I installed them in series. Only the last one is attached to the gas. That way the water's always being changed, and I have 200 gal in reserve.


naw, the easy way is to look

naw, the easy way is to look around for fat/dumb/happy people after the big one[whatever it is]comes... and get supplies from them... with guile if needed... ;)

for those who say 'nay', you should ask yourself a few questions. do you really believe that NOTHING bad will ever happen? Are you willing to bet on FEMA or the Guard? Sure, they may come through, but just imagine what would happen if everyone was willing to be responsible...

for themselves.

heh, and 3 H/W tank guy... now THAT is a good idea... and prolly dirt cheap if you DIY...

as always, James... funnier 'n me falling outta my chair laughing...

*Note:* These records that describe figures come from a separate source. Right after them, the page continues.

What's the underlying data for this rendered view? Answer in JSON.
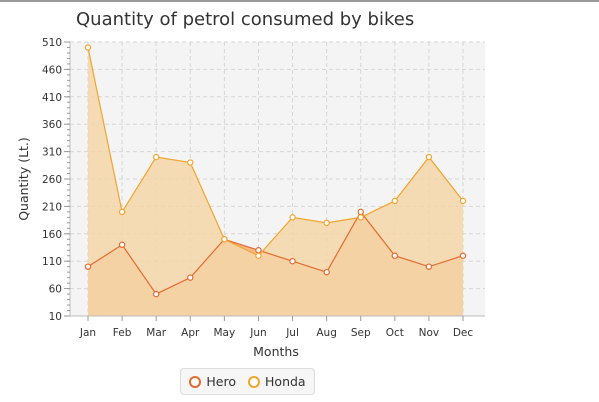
{
  "chart_data": {
    "type": "area",
    "title": "Quantity of petrol consumed by bikes",
    "xlabel": "Months",
    "ylabel": "Quantity (Lt.)",
    "categories": [
      "Jan",
      "Feb",
      "Mar",
      "Apr",
      "May",
      "Jun",
      "Jul",
      "Aug",
      "Sep",
      "Oct",
      "Nov",
      "Dec"
    ],
    "ylim": [
      10,
      510
    ],
    "yticks": [
      10,
      60,
      110,
      160,
      210,
      260,
      310,
      360,
      410,
      460,
      510
    ],
    "grid": true,
    "legend_position": "bottom",
    "series": [
      {
        "name": "Hero",
        "color": "#e8692e",
        "fill": "#f4ad7a",
        "values": [
          100,
          140,
          50,
          80,
          150,
          130,
          110,
          90,
          200,
          120,
          100,
          120
        ]
      },
      {
        "name": "Honda",
        "color": "#f3a42a",
        "fill": "#f5d6a8",
        "values": [
          500,
          200,
          300,
          290,
          150,
          120,
          190,
          180,
          190,
          220,
          300,
          220
        ]
      }
    ]
  }
}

Dang, that's a good idea...

A darn good one.


My solution

I live in Pennsylvania. Finding water isn't a problem but clean water might be. So I'm looking into a Steripen:

http://www.steripen.com/

It looks more portable than all the water I'd need.


Lutefisk?

>>Two items: Lefsa, Lutefisk.

>>Minnesota and Norway will survive.

So you are saying that, having gotten used to eating poisonous industrial waste by-products, these people have immunized themselves?


A few suggestions...

Store liquids underneath dry goods. That's just common sense, well, maybe not as common as I thought.
Don't store the water where it will freeze.

As for purification... boiling and/or chemical purification are your best bets. Duh.


garage insulation

I don't know about Oregon, but proper garage insulation is NOT adequate in MN to prevent freezing. It just doesn't prevent freezing after that second straight week of 20 below weather -- 30 below if you're talking about my parents' place. It helps, but water WILL freeze. There must be heat added somewhere in the system, whether from the house (assuming tuck-under or some such arrangement), or a garage heater. Unless by "proper insulation" you meant to say "bury your garage under a minimum of 6 feet of earth" (which, around here, might not be unreasonable, come to think of it).

Regarding the water storage, note the requirement being discussed. We don't decide the "requisite gallonage", the state does. Assuming your household is similar to Mr. Lileks, you have 120 gal of water in your garage....that's 24 of those 5 gal jugs. That'll take a big garage. And a lot of insulation. And a heater.


It's easy to save water...

...if you don't use those flimsy gallon containers such as those that hold milk or distilled water. They're not designed to hold liquid for very long, and they'll inevitably rupture, even without freezing.

Use old soda bottles, which are designed to survive the apocalypse, and add a drop of bleach to the water to keep it from going stale or growing e-coli samples or whatever.

But I doubt they'll survive a Minnesota winter in a garage. They're better kept in the basement or the pantry.


Easy to save water

Dear Old Dad stockpiled some water in preparation for the Y2K mess (for the record, we weren't worried about computers crashing and destroying society, we were worried there'd be a coincidental power failure or some other such minor inconvenience that would set off the lunatics and thugs on a looting spree.)

He used empty Jim Beam bottles. No need to add bleach, the leftover traces of bourbon kill all the germs, and they're glass so you never have to worry about leaching plastic or anything of that nature.

I like the water heater idea, though. Much more efficient spacewise.


Emergency water supplies

For emergency evacuation, get four or more new 5 gal gas cans labeled WATER can stand freezing if you leave a little space at the tops.

Go to the country to a farm supply co-op. Buy a stock tank (approx 450 gal). Make a cover to keep leaves and crud out. Add a cup or two of Clorox. Drain and refill quarterly.

Warning! toddlers and small children _love_ to drop things in the stock tank.